08/12/09


MINIFALDAS
Arcadio Acevedo



DEDICATORIA CORDIAL
A Dalila por sus sabios y afectuosos consejos, mismos que me entraron por un oído y me salieron por el otro. Mi calvicie es el escudo contra las Dalilas.

LA FRASE
Pídele prestado dinero a un pesimista. Él no espera que le pagues.

ESTÁ VISTO: EN EL ZOQUE NADIE GANA
Topo con mi amigo en una cafetería del centro. Hacía cuatro o cinco meses que no cruzábamos palabra. Mientras Prudencio –llamémosle así para no echarlo de cabeza- le hace los honores a una torta de lomo (se ve apetitosa), alude a un comentario mío en este diario.

El comentario versaba (versar… me aprendí el terminajo ayer y no veía la hora de estrenarlo) sobre el evento organizado para que, concluida la entrega de su tercer informe de gobierno a sus acólitos en el Sinhache Congreso, Sabines Guerrero se diera chapuzones de pueblo en la alberca más grande y costosa de la historia de Chiapas (léase estadio Víctor Manuel Reina).

A punto de atragantarse con una raja de chile encurtido, Prudencio me pidió ser más objetivo a la hora de formular mis comentarios. “Procura apegarte a los hechos como la hiedra a la pared”, dijo. (Por qué no mejor apegarme a los hechos como jean a las carnes de una suculenta mujer, pensé.
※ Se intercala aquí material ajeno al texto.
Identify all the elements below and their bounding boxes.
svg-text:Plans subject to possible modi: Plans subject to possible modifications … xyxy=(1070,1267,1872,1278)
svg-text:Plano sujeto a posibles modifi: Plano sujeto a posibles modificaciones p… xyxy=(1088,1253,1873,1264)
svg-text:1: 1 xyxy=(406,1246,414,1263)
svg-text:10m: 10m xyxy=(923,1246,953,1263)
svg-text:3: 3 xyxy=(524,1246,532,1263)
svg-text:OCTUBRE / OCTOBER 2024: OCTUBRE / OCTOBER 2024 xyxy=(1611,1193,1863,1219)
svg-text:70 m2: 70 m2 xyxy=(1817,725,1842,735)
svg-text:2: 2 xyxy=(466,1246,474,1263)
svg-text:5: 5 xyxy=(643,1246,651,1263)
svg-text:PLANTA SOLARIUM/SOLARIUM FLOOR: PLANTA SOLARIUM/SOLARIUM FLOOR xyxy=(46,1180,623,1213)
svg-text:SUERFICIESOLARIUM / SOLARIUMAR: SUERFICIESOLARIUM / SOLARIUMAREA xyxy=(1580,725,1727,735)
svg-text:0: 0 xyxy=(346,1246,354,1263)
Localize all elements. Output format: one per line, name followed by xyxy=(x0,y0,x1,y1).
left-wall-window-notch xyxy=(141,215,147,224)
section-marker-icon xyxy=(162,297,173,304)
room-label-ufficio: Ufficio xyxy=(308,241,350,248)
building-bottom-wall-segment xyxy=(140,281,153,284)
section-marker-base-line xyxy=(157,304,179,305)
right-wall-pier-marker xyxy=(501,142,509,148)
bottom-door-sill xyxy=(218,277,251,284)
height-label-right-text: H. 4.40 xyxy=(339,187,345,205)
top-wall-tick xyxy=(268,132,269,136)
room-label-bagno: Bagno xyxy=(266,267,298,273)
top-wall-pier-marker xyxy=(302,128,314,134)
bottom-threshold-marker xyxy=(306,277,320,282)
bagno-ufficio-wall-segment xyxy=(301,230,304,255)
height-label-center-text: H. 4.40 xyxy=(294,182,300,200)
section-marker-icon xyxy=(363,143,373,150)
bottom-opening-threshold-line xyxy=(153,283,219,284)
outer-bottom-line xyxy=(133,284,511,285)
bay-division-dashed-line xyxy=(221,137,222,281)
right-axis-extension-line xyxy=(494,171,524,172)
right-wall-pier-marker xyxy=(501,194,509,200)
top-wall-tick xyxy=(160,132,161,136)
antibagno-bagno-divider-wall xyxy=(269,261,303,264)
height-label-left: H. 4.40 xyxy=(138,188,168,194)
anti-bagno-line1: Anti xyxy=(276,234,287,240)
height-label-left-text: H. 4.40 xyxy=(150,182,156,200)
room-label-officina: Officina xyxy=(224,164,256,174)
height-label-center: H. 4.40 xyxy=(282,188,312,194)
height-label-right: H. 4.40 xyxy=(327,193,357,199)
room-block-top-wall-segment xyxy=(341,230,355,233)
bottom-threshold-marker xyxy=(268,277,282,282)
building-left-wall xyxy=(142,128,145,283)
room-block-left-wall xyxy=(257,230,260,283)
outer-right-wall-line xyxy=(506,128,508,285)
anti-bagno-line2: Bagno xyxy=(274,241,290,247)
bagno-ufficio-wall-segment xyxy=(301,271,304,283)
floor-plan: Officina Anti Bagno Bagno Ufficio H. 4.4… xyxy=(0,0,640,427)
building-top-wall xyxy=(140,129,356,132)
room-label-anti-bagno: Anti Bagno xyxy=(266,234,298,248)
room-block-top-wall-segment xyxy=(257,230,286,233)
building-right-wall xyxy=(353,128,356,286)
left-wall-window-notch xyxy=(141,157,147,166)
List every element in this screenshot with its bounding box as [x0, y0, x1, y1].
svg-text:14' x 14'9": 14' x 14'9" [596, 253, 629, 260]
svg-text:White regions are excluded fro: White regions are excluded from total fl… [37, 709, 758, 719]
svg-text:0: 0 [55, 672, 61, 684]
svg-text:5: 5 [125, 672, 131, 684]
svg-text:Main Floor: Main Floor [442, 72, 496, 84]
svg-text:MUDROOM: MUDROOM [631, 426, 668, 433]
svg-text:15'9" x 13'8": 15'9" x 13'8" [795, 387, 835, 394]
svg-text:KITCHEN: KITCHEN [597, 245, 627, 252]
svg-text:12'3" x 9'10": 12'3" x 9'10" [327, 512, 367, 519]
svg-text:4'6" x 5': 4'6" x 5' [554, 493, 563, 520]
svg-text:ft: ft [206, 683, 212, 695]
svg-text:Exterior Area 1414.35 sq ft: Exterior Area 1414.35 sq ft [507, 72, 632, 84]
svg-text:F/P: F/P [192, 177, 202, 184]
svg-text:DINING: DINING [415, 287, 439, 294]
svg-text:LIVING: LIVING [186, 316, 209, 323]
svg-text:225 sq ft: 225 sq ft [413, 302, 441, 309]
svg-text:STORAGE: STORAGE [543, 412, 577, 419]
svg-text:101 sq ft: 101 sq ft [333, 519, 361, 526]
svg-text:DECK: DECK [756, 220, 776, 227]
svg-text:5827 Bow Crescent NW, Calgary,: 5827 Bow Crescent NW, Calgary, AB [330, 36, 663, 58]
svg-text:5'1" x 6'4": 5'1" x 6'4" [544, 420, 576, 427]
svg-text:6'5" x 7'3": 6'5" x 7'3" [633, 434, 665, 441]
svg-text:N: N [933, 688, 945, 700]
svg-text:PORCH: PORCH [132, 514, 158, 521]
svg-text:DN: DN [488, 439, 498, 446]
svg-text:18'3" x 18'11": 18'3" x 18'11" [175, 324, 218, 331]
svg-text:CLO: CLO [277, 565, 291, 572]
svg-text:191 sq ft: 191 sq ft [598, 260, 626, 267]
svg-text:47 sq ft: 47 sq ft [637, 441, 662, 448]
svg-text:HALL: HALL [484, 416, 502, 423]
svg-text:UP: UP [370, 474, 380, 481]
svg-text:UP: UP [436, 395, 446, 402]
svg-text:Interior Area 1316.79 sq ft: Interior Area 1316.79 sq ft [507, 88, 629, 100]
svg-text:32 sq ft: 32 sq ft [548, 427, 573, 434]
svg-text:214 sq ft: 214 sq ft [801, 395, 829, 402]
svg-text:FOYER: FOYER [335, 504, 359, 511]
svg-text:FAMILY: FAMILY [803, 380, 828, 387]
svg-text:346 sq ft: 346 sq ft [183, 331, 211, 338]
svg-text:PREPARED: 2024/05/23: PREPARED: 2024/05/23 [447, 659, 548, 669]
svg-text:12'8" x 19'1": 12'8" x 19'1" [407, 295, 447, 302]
Pero no se lo dije).



CRITICADERA
Le pedí hiciera el pormenor de mis presuntos errores. Lo hizo: “En primer lugar, el acarreo no empezó a las 7 de la mañana de ese día, como escribiste, sino desde la noche anterior, en algunos casos. El gobernador dice no pertenecer a ningún partido. No tendrá militancia, tal vez, pero sí las mañas de todos. La denigrante e irrespetuosa del acarreo priista, por ejemplo.

“En segundo término –continuó Prudencio- el estadio no se llenó. Pesó más la fobia a los choros oficiales que el hambre o el comprensible deseo de echarse unos pesos a la bolsa, unas tortas a la barriga. No se llenó pese a Reily –ex proboscidio- y otra “fulgurante estrella” que dejaron a la raza como bolis de nanchi, fríos.

“En tercer lugar, puntada mercadotécnicamente infame (estúpida, en zoque llano), a algún genio de COCOSO se le ocurrió distraer al respetable reproduciendo el video del tercer informe de gobierno en siete pantallas gigantes. Del mismo tamaño fueron el aburrimiento, la indiferencia, el hartazgo. Gigantes las meteduras de pata: hoyos negros, fallas de audio e imagen, entre otras.
*
“A raíz de eso, entre algunos funcionarios mayores y menores, políticos, tropa mediática y suspicaces metiches, hizo la ola en el estadio una interrogación, colosal también: Teniendo a mano a Canal 10, con empleados capaces y creativos, ¿A cuál de los amigos de Sabines Guerrero volvieron a favorecer con la producción del esperpento televisivo? ¿Cuánto le pagaron al amig@ o amig@s por el videochurro? Esta es la austeridad en cuyo nombre quieren chisparle un ojo a la incipiente democracia, omitiendo elecciones?


EL FINAL DE LA CATILINARIA
“Por último –dijo Prudencio-, el gobernador no llegó un poco tarde. Quien lo afirme miente descaradamente. Se colgó ¡cinco horas! Parte del respeto que dice tener a la mujer chiapaneca, supongo. Ya te imaginarás: el rechinar de dientes, los cólicos hepáticos y la explosión de palabras de grueso calibre menudearon sobre el pasto y en las graderías. Hubo insolados y desvanecidos”.

“Tan olvidable resultó “el apoteósico baño de pueblo como nunca en la historia de Chiapas, del mundo y galaxias circunvecinas”, que el propio gobernador mostró su enfado. Ante los pobres resultados, la directora de Canal 10 giró instrucciones de
guardar bajo la alfombra cualquier comentario o imagen relativa al zoquetazo (por aquello del maracanazo)”.

Pronunciada la última palabra, Prudencio le dio una tarascada tan violenta a su torta (de lomo) que de puro milagro no se amputó el dedo gordo. Se bajó de un sorbo la mitad restante de su coca. Eructó (a su lado el violcán Chichonal es un mudito todo callado). Se puso de pie. “Paga –me dijo-. Las correcciones cuestan. Es más, si sigo de malas y te encuentro de buenas, te voy a pasar unos tips sobre el megacuento fantástico de los tractores para los “campesinos” y su rotundo “éxito”. Pero tendrá que ser en la cantina, en torno a un pomo de güisqui “Juanito Patadechucho…. Johny Walker, tío”, agregó al mirar mi expresión anglosajona de “mí no entender ni madres”. Se fue.